Neighborhoods at Times of Change and Crisis
This workshop aims to explore the theme of “neighbors” and “neighborhood” as a departure point to consider space, identity, coexistence, solidarity, and violence, at times of change and crisis in the Middle East, Africa, and South Asia. Neighborhood as an intimate space with blurred yet shared boundaries in the mental-maps of its residents is home to conflicts over space and time. Its histories, material formations, as well as transformations are both indicative and inductive of micro and macro social phenomena. Historically, as much as recently they are the loci of resistance and political dissidence, but also coexistence of potentially hostile groups. Therefore, envisioning neighborhoods as more than an administrative category would give hints to understand spatial formations of the social and political.
Considering the complexity of the phenomenon, we suggest approaching neighborhoods with an interdisciplinary lens. This workshop, therefore, invites the collaboration of neighboring disciplines, including but not limited to history, geography, anthropology, sociology, political science, and psychology.
In the panels organized around the themes of urban transformation; violence; solidarity, activism, and neighborhood politics; sentiments; and non-human neighbors, the following questions will be addressed:
- How do the legal, politico-economic and social processes that relate to urban transformation affect neighborhoods in the region?
- What kind of neighborhood solidarity initiatives are formed particularly in times of crises like natural disasters, war, mass migration flows and urban transformation?
- What are the responses local residents develop to aid fellow neighbors or to defend their rights to city?
- How do neighborhood politics change in the context of turbulence and how different groups (of class, religion, ethnicity, age, gender and political orientation) clash and cooperate under these circumstances?
- How can we understand violence that takes place in the intimate space of the neighborhoods, directed towards those who are personally known to the perpetrators?
- What are the conflicting claims over land, property, use, time and also memory? How are neighborhoods remembered and reconstructed in the social imaginary in relation to present concerns? What are the political implications of the memory work that is actively carried on in particular neighborhoods?

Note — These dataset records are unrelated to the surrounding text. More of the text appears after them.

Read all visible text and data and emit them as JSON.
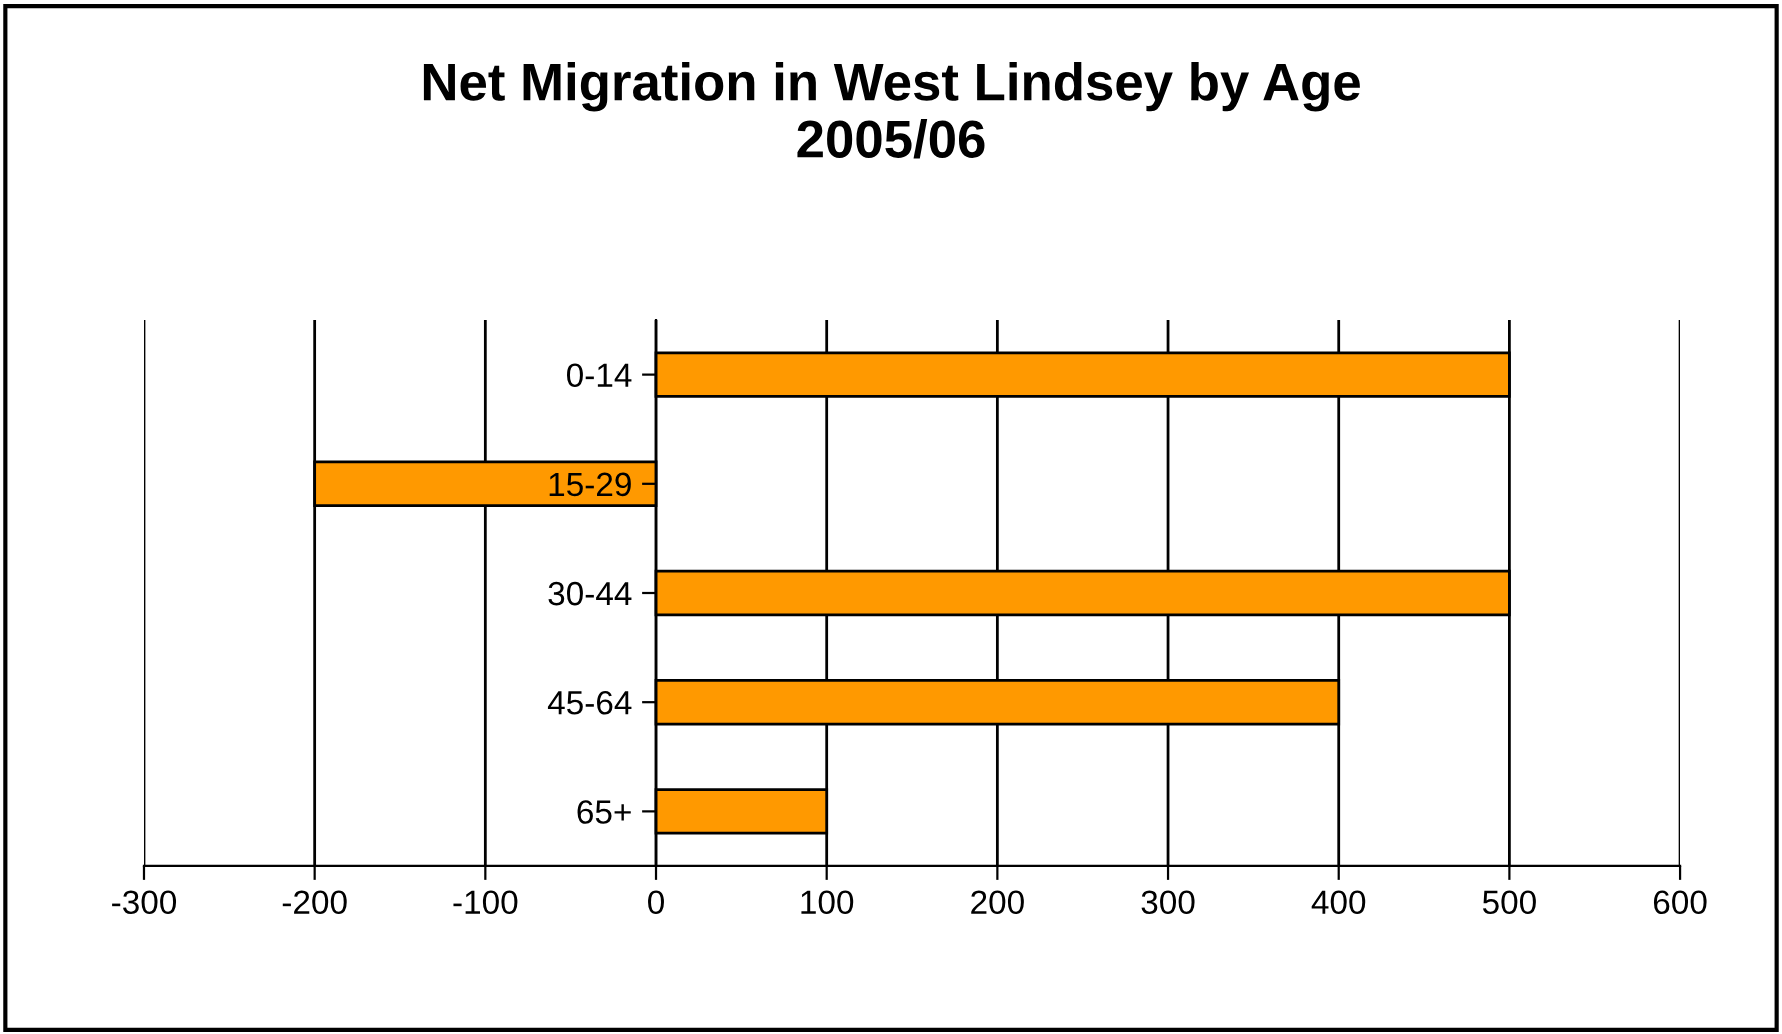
{
  "chart_data": {
    "type": "bar",
    "title": "Net Migration in West Lindsey by Age\n2005/06",
    "orientation": "horizontal",
    "categories": [
      "0-14",
      "15-29",
      "30-44",
      "45-64",
      "65+"
    ],
    "series": [
      {
        "color": "#ff9900",
        "values": [
          500,
          -200,
          500,
          400,
          100
        ]
      }
    ],
    "xlim": [
      -300,
      600
    ],
    "xticks": [
      -300,
      -200,
      -100,
      0,
      100,
      200,
      300,
      400,
      500,
      600
    ],
    "grid": "x",
    "legend": false
  }
}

- How certain affects and sentiments circulate within neighborhoods themselves and around them?
- What kind of gendered regulations and practices shape the use of time and space within neighborhoods? Or how temporal and spatial formations of neighborhoods develop in relation to gendered practices?
- How do the relations between human and non-human residents respond to these changes?
The deadline for abstract submission is 31 January 2018. The abstracts should be limited to 250 words, and sent to firstname.lastname@example.org or email@example.com, alongside a short CV. The authors of the accepted papers will be notified by 1 March 2018. The organizers of the workshop intend to put together a publication on the subject. Therefore participants are asked to submit their final papers by 15 April 2018.